Everybody likes to get a great price on goods and services. When we do, we occasional use the phrase, "it was a steal." And when the price is a steal, we should wonder a bit on the victim was. Over at Naked Conversations, I've been shooting darts at two companies known as low-price leaders--Wal-Mart and Dell.
I got a comment from Daneca Vail, telling me that people who do not like Wal-Mart "suck. Wal-Mart is the right place to go shopping when you do not have a lot of money." And she most certainly has a point. Wal-Mart and Dell gained their positions by offering the right goods at the right price. But to accomplish that Dell is now accused of providing shoddy service in support of increasingly shoddy products. Wal-Mart is accused of screwing their own employees and the communities where they have bullied their way in at the expense of local merchants and aesthetic charm.
I won't even go into the issue of the working conditions of people who make some of these products. I have no first-hand knowledge and I can only speculate as to what overseas manufacturing facilities look like.
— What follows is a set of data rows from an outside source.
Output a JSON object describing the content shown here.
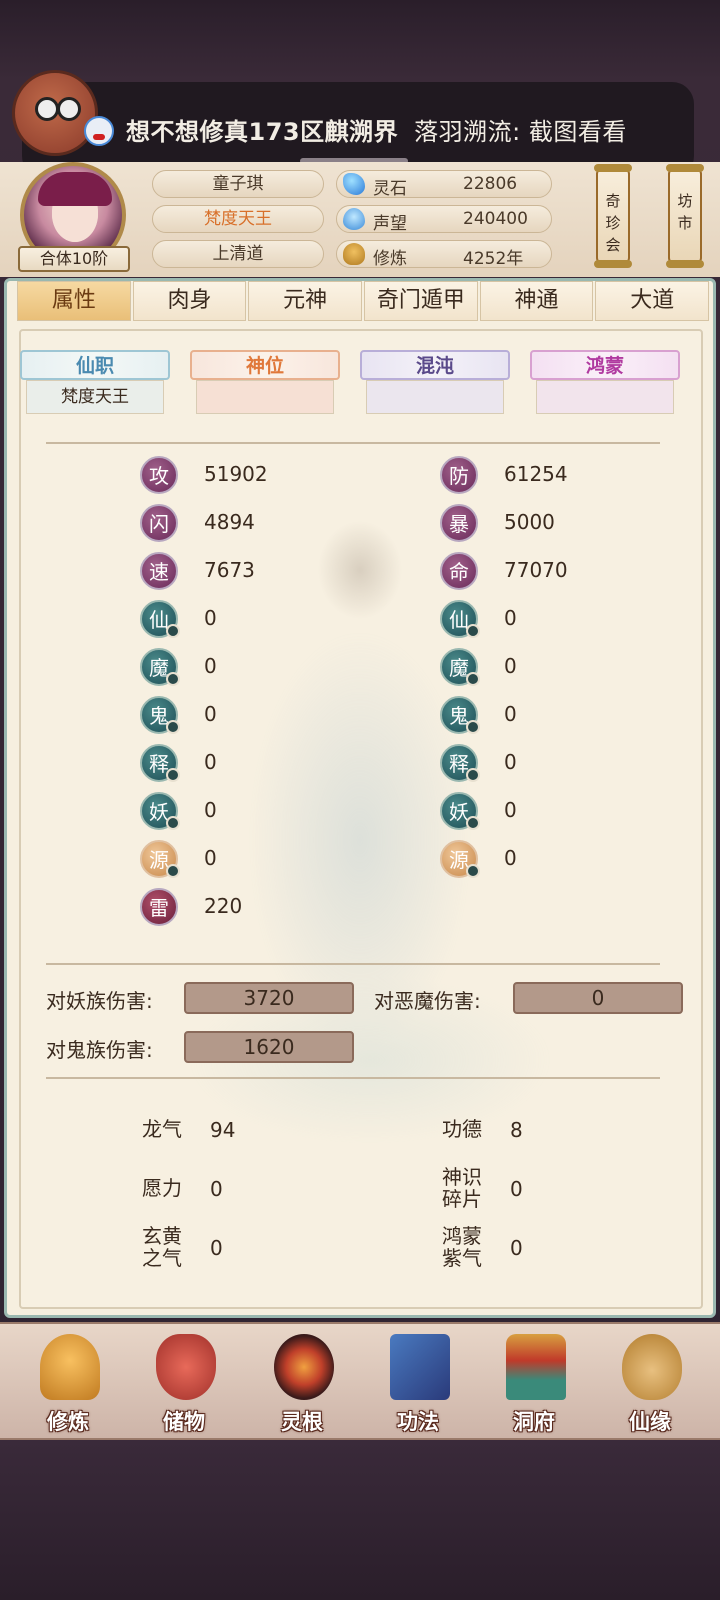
{
  "notification": {
    "title": "想不想修真173区麒溯界",
    "message": "落羽溯流: 截图看看"
  },
  "header": {
    "name": "童子琪",
    "title": "梵度天王",
    "sect": "上清道",
    "realm_badge": "合体10阶",
    "resources": [
      {
        "label": "灵石",
        "value": "22806",
        "icon": "spirit-stone-icon"
      },
      {
        "label": "声望",
        "value": "240400",
        "icon": "reputation-icon"
      },
      {
        "label": "修炼",
        "value": "4252年",
        "icon": "meditation-icon"
      }
    ],
    "buttons": [
      {
        "label": "奇\n珍\n会"
      },
      {
        "label": "坊\n市"
      }
    ]
  },
  "tabs": [
    "属性",
    "肉身",
    "元神",
    "奇门遁甲",
    "神通",
    "大道"
  ],
  "active_tab": 0,
  "categories": [
    {
      "label": "仙职",
      "value": "梵度天王",
      "color": "blue"
    },
    {
      "label": "神位",
      "value": "",
      "color": "red"
    },
    {
      "label": "混沌",
      "value": "",
      "color": "purple"
    },
    {
      "label": "鸿蒙",
      "value": "",
      "color": "magenta"
    }
  ],
  "stats_left": [
    {
      "char": "攻",
      "value": "51902",
      "style": "purple"
    },
    {
      "char": "闪",
      "value": "4894",
      "style": "purple"
    },
    {
      "char": "速",
      "value": "7673",
      "style": "purple"
    },
    {
      "char": "仙",
      "value": "0",
      "style": "teal"
    },
    {
      "char": "魔",
      "value": "0",
      "style": "teal"
    },
    {
      "char": "鬼",
      "value": "0",
      "style": "teal"
    },
    {
      "char": "释",
      "value": "0",
      "style": "teal"
    },
    {
      "char": "妖",
      "value": "0",
      "style": "teal"
    },
    {
      "char": "源",
      "value": "0",
      "style": "orange"
    },
    {
      "char": "雷",
      "value": "220",
      "style": "maroon"
    }
  ],
  "stats_right": [
    {
      "char": "防",
      "value": "61254",
      "style": "purple"
    },
    {
      "char": "暴",
      "value": "5000",
      "style": "purple"
    },
    {
      "char": "命",
      "value": "77070",
      "style": "purple"
    },
    {
      "char": "仙",
      "value": "0",
      "style": "teal"
    },
    {
      "char": "魔",
      "value": "0",
      "style": "teal"
    },
    {
      "char": "鬼",
      "value": "0",
      "style": "teal"
    },
    {
      "char": "释",
      "value": "0",
      "style": "teal"
    },
    {
      "char": "妖",
      "value": "0",
      "style": "teal"
    },
    {
      "char": "源",
      "value": "0",
      "style": "orange"
    }
  ],
  "damage": {
    "yao_label": "对妖族伤害:",
    "yao_value": "3720",
    "demon_label": "对恶魔伤害:",
    "demon_value": "0",
    "ghost_label": "对鬼族伤害:",
    "ghost_value": "1620"
  },
  "misc": {
    "longqi_label": "龙气",
    "longqi_value": "94",
    "gongde_label": "功德",
    "gongde_value": "8",
    "yuanli_label": "愿力",
    "yuanli_value": "0",
    "shenshi_label": "神识碎片",
    "shenshi_value": "0",
    "xuanhuang_label": "玄黄之气",
    "xuanhuang_value": "0",
    "hongmeng_label": "鸿蒙紫气",
    "hongmeng_value": "0"
  },
  "bottom_nav": [
    {
      "label": "修炼",
      "icon": "meditation-icon"
    },
    {
      "label": "储物",
      "icon": "storage-bag-icon"
    },
    {
      "label": "灵根",
      "icon": "spirit-root-icon"
    },
    {
      "label": "功法",
      "icon": "scripture-book-icon"
    },
    {
      "label": "洞府",
      "icon": "cave-mansion-icon"
    },
    {
      "label": "仙缘",
      "icon": "gourd-icon"
    }
  ]
}
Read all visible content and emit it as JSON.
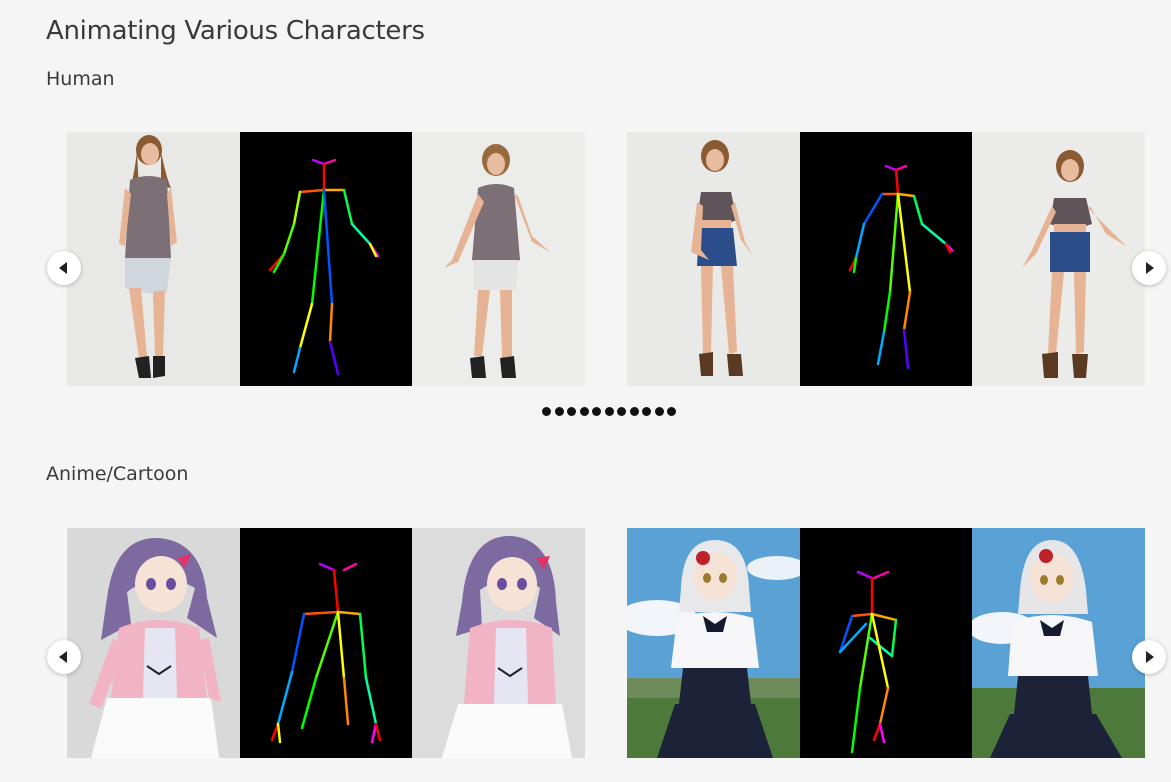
{
  "page": {
    "title": "Animating Various Characters"
  },
  "sections": {
    "human": {
      "title": "Human",
      "slides": [
        {
          "panels": [
            "reference-image",
            "pose-sequence",
            "generated-video"
          ]
        },
        {
          "panels": [
            "reference-image",
            "pose-sequence",
            "generated-video"
          ]
        }
      ],
      "pagination_count": 11
    },
    "anime": {
      "title": "Anime/Cartoon",
      "slides": [
        {
          "panels": [
            "reference-image",
            "pose-sequence",
            "generated-video"
          ]
        },
        {
          "panels": [
            "reference-image",
            "pose-sequence",
            "generated-video"
          ]
        }
      ]
    }
  },
  "icons": {
    "prev": "chevron-left-icon",
    "next": "chevron-right-icon"
  },
  "colors": {
    "background": "#f5f5f5",
    "pose_background": "#000000",
    "dot": "#111111"
  }
}
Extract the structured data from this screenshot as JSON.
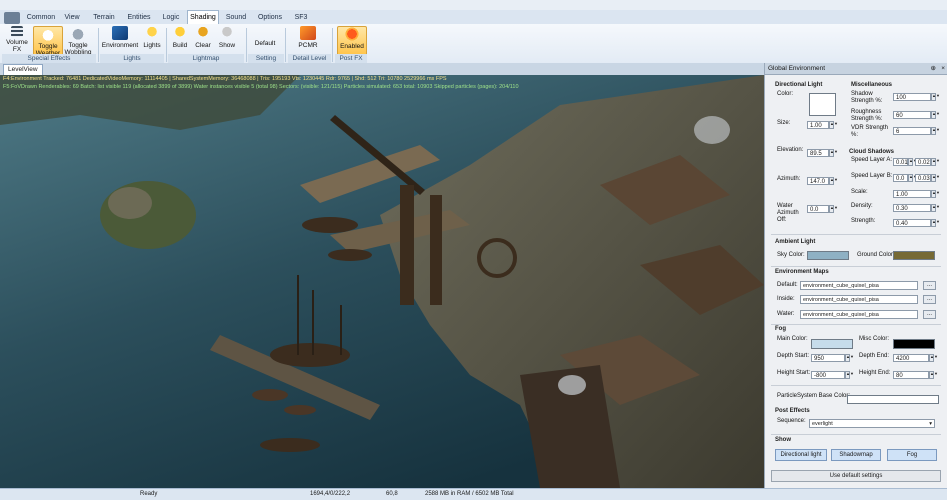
{
  "tabs": [
    "Common",
    "View",
    "Terrain",
    "Entities",
    "Logic",
    "Shading",
    "Sound",
    "Options",
    "SF3"
  ],
  "active_tab": "Shading",
  "ribbon": {
    "buttons": [
      {
        "label": "Volume FX",
        "icon": "volume-fx-icon"
      },
      {
        "label": "Toggle Weather",
        "icon": "cloud-icon"
      },
      {
        "label": "Toggle Wobbling",
        "icon": "cloud-icon"
      },
      {
        "label": "Environment",
        "icon": "globe-icon"
      },
      {
        "label": "Lights",
        "icon": "bulb-icon"
      },
      {
        "label": "Build",
        "icon": "bulb-icon"
      },
      {
        "label": "Clear",
        "icon": "bulb-icon"
      },
      {
        "label": "Show",
        "icon": "bulb-icon"
      },
      {
        "label": "Default",
        "icon": "none"
      },
      {
        "label": "PCMR",
        "icon": "flame-icon"
      },
      {
        "label": "Enabled",
        "icon": "flame-icon"
      }
    ],
    "groups": [
      "Special Effects",
      "Lights",
      "Lightmap",
      "Setting",
      "Detail Level",
      "Post FX"
    ]
  },
  "level_view": {
    "tab": "LevelView",
    "stats": [
      "F4:Environment  Tracked: 76481  DedicatedVideoMemory: 11114405 | SharedSystemMemory: 36468088 | Tris: 195193  Vts: 1230445  Rdr: 9765 | Shd: 512 Tri: 10780 2529966 ms FPS",
      "F5:FoVDrawn  Renderables: 69  Batch: list visible 119 (allocated 3899 of 3899)  Water instances visible 5 (total 98)  Sectors: (visible: 121/115)  Particles simulated: 653 total: 10903  Skipped particles (pages): 204/110"
    ]
  },
  "panel": {
    "title": "Global Environment",
    "directional_light": {
      "title": "Directional Light",
      "color_label": "Color:",
      "size_label": "Size:",
      "size": "1.00",
      "elevation_label": "Elevation:",
      "elevation": "89.5",
      "azimuth_label": "Azimuth:",
      "azimuth": "147.0",
      "water_azimuth_label": "Water Azimuth Off:",
      "water_azimuth": "0.0"
    },
    "misc": {
      "title": "Miscellaneous",
      "shadow_label": "Shadow Strength %:",
      "shadow": "100",
      "roughness_label": "Roughness Strength %:",
      "roughness": "60",
      "vdr_label": "VDR Strength %:",
      "vdr": "6"
    },
    "cloud": {
      "title": "Cloud Shadows",
      "speed_a_label": "Speed Layer A:",
      "speed_a": [
        "0.01",
        "0.02"
      ],
      "speed_b_label": "Speed Layer B:",
      "speed_b": [
        "0.0",
        "0.03"
      ],
      "scale_label": "Scale:",
      "scale": "1.00",
      "density_label": "Density:",
      "density": "0.30",
      "strength_label": "Strength:",
      "strength": "0.40"
    },
    "ambient": {
      "title": "Ambient Light",
      "sky_label": "Sky Color:",
      "sky_color": "#8fb1c4",
      "ground_label": "Ground Color:",
      "ground_color": "#766a35"
    },
    "env_maps": {
      "title": "Environment Maps",
      "default_label": "Default:",
      "default": "environment_cube_quixel_pisa",
      "inside_label": "Inside:",
      "inside": "environment_cube_quixel_pisa",
      "water_label": "Water:",
      "water": "environment_cube_quixel_pisa",
      "browse": "..."
    },
    "fog": {
      "title": "Fog",
      "main_label": "Main Color:",
      "main_color": "#c6dceb",
      "misc_label": "Misc Color:",
      "misc_color": "#000000",
      "depth_start_label": "Depth Start:",
      "depth_start": "950",
      "depth_end_label": "Depth End:",
      "depth_end": "4200",
      "height_start_label": "Height Start:",
      "height_start": "-800",
      "height_end_label": "Height End:",
      "height_end": "80"
    },
    "particle_label": "ParticleSystem Base Color:",
    "post": {
      "title": "Post Effects",
      "sequence_label": "Sequence:",
      "sequence": "everlight"
    },
    "show": {
      "title": "Show",
      "buttons": [
        "Directional light",
        "Shadowmap",
        "Fog"
      ]
    },
    "default_button": "Use default settings"
  },
  "status": {
    "state": "Ready",
    "coords": "1694,4/0/222,2",
    "fps": "60,8",
    "memory": "2588 MB in RAM / 6502 MB Total"
  }
}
Yet other companies seem to be able to make shoppers happy without squeezing profits from their own infrastructures and the costs of goods sold. Costco, has great prices and over 100,000 employees who have full health and labor benefits and you feel their job satisfaction when you shop the warehouses, and they continue to ignore Wall Street complaints that they are too generous to employees. Honda, Toyota, GM (Saturn) and Ford (Taurus) make reliable products that are affordable if not downright inexpensive. Target has a shopper fan blog and an amazingly stable workforce for a retail chain.
My point is this: There is a point where low prices erode from values to cheap. And when we buy cheap, we are often paying for abuses in the supply chain, in quality control and in having courteous, qualified employees. In the short run, we get our "steals." In the long run, I hope it proves to be bad business for companies like Dell, Wal-Mart and a list that is all too lengthy.